The Jeweller’s Market may deduct any refunded amount from the amounts payable to the Partner under this Agreement.
The Jeweller’s Market will be entitled to the Commission for the relevant Product / Services(s), and The Jeweller’s Market may offset the amount of such Commission against any amounts payable to the Partner under this Agreement.
If the Partner fails to meet any Service Level set out in this Annex B then: (a) The Jeweller’s Market may exercise the rights set out in the table above; and (b) the Partner will be liable to The Jeweller’s Market for the applicable amounts set out in the table above. The Partner acknowledges and agrees that any right exercised by The Jeweller’s Market under this Annex B is without prejudice to any other rights and remedies that The Jeweller’s Market may have under this Agreement or otherwise in respect of a failure by the Partner under this Annex B.

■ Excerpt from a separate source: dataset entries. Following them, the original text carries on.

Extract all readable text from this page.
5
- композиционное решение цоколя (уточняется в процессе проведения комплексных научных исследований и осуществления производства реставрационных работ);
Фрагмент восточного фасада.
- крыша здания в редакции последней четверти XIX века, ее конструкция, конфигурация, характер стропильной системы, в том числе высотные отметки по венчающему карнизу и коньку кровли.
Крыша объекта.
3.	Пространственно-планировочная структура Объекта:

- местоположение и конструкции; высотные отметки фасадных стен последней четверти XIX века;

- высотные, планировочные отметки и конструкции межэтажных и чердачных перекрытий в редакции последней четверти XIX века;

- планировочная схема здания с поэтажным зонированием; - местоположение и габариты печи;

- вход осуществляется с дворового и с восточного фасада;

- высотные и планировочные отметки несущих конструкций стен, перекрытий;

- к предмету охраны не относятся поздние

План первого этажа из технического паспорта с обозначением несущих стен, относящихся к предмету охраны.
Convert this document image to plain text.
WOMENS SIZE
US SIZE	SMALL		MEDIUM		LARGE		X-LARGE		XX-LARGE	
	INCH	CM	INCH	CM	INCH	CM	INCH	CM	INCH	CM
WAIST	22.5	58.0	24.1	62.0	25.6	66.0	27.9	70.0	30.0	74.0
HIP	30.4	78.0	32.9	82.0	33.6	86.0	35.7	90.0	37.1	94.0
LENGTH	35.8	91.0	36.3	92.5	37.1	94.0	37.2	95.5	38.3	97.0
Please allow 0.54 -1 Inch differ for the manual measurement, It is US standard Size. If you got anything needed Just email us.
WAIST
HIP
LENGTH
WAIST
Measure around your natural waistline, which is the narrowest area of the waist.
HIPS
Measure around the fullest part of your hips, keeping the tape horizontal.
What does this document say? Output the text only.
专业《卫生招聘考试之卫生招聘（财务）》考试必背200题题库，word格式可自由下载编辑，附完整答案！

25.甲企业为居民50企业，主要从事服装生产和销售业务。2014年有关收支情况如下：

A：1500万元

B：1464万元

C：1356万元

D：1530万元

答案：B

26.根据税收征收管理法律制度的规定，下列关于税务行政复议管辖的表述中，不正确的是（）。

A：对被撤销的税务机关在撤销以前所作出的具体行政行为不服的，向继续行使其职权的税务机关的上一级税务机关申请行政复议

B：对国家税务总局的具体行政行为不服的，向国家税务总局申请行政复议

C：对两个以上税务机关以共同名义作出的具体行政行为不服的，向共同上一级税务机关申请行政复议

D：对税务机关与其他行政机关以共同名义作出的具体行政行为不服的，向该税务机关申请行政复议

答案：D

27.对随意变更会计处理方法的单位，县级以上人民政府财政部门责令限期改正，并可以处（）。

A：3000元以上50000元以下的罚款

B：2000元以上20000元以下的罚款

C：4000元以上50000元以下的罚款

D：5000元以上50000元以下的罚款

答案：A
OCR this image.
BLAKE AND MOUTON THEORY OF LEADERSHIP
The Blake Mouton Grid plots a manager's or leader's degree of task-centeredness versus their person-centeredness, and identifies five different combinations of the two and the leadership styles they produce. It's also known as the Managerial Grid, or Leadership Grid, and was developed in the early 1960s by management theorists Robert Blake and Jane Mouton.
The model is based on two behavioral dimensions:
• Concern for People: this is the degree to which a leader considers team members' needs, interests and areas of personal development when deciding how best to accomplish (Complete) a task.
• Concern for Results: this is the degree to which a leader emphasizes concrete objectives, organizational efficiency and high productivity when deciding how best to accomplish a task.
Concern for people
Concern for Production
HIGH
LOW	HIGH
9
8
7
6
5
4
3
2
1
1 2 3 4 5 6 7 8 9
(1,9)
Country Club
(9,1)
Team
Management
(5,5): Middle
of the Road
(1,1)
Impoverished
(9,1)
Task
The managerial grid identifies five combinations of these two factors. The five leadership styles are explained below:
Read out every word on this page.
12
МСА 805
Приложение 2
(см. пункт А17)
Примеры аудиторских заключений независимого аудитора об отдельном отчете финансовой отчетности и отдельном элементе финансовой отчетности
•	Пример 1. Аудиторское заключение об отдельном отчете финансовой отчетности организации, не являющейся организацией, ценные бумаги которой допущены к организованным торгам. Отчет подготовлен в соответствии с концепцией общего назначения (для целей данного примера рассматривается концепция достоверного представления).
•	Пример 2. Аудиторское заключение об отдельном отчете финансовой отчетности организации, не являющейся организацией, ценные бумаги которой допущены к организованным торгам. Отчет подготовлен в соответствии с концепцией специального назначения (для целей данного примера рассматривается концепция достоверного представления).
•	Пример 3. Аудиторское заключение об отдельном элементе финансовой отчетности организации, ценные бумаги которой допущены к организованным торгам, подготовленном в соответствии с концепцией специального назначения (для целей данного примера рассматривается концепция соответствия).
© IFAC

The Partner will, on a monthly basis, monitor and record its performance of its obligations in the table above by reference to the Service Levels set out in this Annex B for the purpose of preparing and delivering to The Jeweller’s Market a monthly Service Level report. The Partner will be responsible for implementing the necessary measurement and monitoring tools and procedures required to measure, monitor and report its compliance with the applicable Service Levels. Failed Service Levels shall be targeted by the Partner for improvement. In return, The Jeweller’s Market will provide a monthly account to the Partner summarizing sales, percentage of sales, sold full price and discount items as well as demographic information about the Member for the Partner.